Vachel Lindsay remains known for his commitment to poetry as a performance art at a time when poetry was becoming more and more an artifact of the printed page, and his celebration of the village in a century when most of American culture turned more and more toward the teeming urban centers. Throughout his career Lindsay was known for reciting his poetry with great theatricality. He supplemented his recitations with sound effects such as tambourines and whistles and sometimes appeared in blackface to recite “The Congo.” Later critics have wrestled with how to read Lindsay’s provocative and frequently insensitive portrayals of African Americans and black culture. T.R. Hummer notes that “The Congo” “must be read not as about Africa but as a projection of America—just as a dream says everything about the dreamer and nothing about the subject of the dream. If Lindsay's projections of Africans and African-Americans—and of Asians, and of women—remain cartoons, this fact speaks to the limitation of his underlying psycho-sprititual theory about the nature of poetry and of America.” In Hummer’s view, Lindsay’s work reveals “the arrogance of the American sovereign self … At root, Lindsay's impetus is religious, however much it pretends here and there to be purely aesthetic, merely a show. And his religion is, of course, the typically American, Emersonian religion of the divine self and its sacred imagination, whose visions—when they present themselves as its purest products and not as overtly appropriative political gestures—must be, ipso facto, powerful, authoritative, true.”

Lindsay was credited with helping keep the oral tradition of poetry alive. Yet, his success as a performer also limited the circulation of his work. Dennis Camp explained in the Dictionary of Literary Biography, “Audiences were carried away with his voice and gestures, praising him lavishly and paying him handsomely. But he soon learned, to his dismay, that people totally missed or only tolerated his moral intentions and ‘rhetoric.’” And Lindsay’s performances dependeded on Lindsay for its success. With Lindsay’s passing, so the performance would pass.
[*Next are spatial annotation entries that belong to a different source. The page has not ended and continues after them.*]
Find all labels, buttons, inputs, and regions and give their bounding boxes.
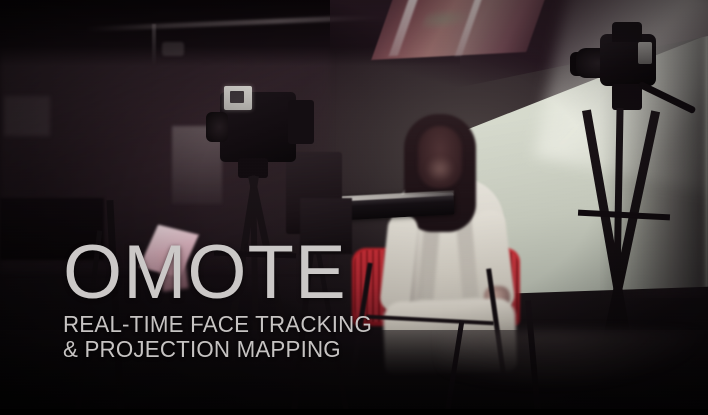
subtitle-line-2: & PROJECTION MAPPING (63, 337, 470, 362)
title-block: OMOTE REAL-TIME FACE TRACKING & PROJECTI… (63, 238, 483, 362)
face-projection-glow (426, 156, 454, 182)
video-still-frame: OMOTE REAL-TIME FACE TRACKING & PROJECTI… (0, 0, 708, 415)
camera-left-lcd-image (230, 91, 244, 103)
camera-left-lens (206, 112, 228, 142)
camera-right-viewfinder (612, 22, 642, 42)
page-title: OMOTE (63, 238, 483, 308)
camera-right-tripod-head (612, 84, 642, 110)
letterbox-bar-bottom (0, 409, 708, 415)
ceiling-pole (152, 24, 156, 66)
camera-left-hood (288, 100, 314, 144)
projected-artwork-detail (420, 7, 475, 31)
wall-panel (4, 96, 50, 136)
subtitle-line-1: REAL-TIME FACE TRACKING (63, 312, 470, 337)
camera-right-lcd-screen (638, 42, 652, 64)
ceiling-light-fixture (162, 42, 184, 56)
Albert Edmund Trombly alluded to this fact in his Vachel Lindsay, Adventurer. “His present reputation, which rests so much on his forensic powers, will not stand,” wrote Trombly. “To his own generation he is primarily the interpreter of his poems … This will not be true of another generation.” Amy Lowell, writing in the New York Times Book Review, Lindsay’s “greatness lies in his being so firmly one of a group, his weakness is just in the fact that when we expect him to rise above the group-consciousness by the strength of individual genius he so often falls heavily back upon it.”